How Climate change is impacting the Panama Canal – Halving the ship volume
Summary: The worst drought in Panama in since 19050 has forced the canal to reduce the number of ships transiting per day from 31 to 18. This will increase shipping costs, increase transit times, and increase complexity in a rapidly evolving global shipping landscape.
The Panama Canal opened to ship traffic in 1914. Prior to the canal opening, the routes between the east coast of the Americas and the orient were to move through the Suez Canal in Egypt, use a complicated land bridge in Central America, or sail around Cape Horn – the southern tip of S. America. Cape horn is considered one of the most dangerous places for shipping due to strong currents, large waves and icebergs. To place this in perspective, prior to the opening of the Panama Canal, the trip around the Cape Horn would take about one month. For example, a trip from New York to California would take 30 days instead of 60 because the distance was cut from 13, 000 miles to just over 5,000.

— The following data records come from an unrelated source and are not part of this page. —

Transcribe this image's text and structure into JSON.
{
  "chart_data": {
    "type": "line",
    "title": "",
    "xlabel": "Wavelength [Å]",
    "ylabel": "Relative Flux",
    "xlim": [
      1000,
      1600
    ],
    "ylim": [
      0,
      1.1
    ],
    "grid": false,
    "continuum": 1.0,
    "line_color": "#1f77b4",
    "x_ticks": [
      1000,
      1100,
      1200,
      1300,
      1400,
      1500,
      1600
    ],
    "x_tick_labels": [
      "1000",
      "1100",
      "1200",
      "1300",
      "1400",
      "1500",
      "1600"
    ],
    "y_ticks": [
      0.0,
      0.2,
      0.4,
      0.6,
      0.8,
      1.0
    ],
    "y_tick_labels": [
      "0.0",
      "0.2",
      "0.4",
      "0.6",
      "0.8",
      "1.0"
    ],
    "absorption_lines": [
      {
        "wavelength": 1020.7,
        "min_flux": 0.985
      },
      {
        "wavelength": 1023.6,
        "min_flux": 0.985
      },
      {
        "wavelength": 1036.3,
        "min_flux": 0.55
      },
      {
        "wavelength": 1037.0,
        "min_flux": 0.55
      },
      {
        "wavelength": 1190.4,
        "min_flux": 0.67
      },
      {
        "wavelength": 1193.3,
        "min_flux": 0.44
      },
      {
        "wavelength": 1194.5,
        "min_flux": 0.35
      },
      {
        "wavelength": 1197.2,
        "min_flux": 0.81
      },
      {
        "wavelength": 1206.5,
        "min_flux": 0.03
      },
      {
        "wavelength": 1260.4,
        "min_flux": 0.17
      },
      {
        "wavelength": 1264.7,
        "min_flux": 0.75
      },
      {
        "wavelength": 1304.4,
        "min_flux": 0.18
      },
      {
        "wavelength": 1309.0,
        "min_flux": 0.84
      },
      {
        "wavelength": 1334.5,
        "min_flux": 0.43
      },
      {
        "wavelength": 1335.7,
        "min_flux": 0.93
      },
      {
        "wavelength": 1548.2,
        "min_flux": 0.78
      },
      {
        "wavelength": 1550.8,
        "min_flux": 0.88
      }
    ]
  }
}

More than just a matter of perspective
In 2022, The Panama Canal experienced its highest ever annual volume of ships to pass through at 14,200, representing more than 500 million tons of cargo. As a rule, the transit time from China to the Us west coast is about 20 days. China to the US east coast is about 45 days, when shipping through the Panama Canal. However, for companies located nearer the East coast than the west coast, they must determine how to move cargo from the ports of LA / Long Beach or Seattle across the nation. When you ship directly into a US east coast port, the tradeoff is 10 days of additional transit time for several hundred dollars savings per box.
Shippers and consignees are now confronted with considering the impact of climate change on shipping lines combined with the ability to traverse the Panama Canal, a combination adding significant complexity to the annual sea freight contracting season this spring.
Options & Considerations
As shippers and consignees confront these evolving realities, strategic options are more critical than ever. Consider these strategies:
- The mix of volume moving all water vs. Mini land bridge (MLB)
- The cost of rail (MLB) vs. transshipment. Generally, cargo from 5 x 40’ boxes will fit into 3 x 53’ domestic trailers.
- For high value cargo – is air freight an option?
- Where are distribution centers located? Are they optimized for the new realities?
- Can you ship directly to a customer without unloading at a distribution center?
Perhaps the most important thing to consider is that prior decisions should be reviewed within the context of these new climate realities. As a general rule, strategic flexibility has a cost that is offset over time with lower overall operational complexity, soft costs and hidden costs of delays and customer satisfaction. In this brave new world, climate change must figure prominently in any supply chain strategy.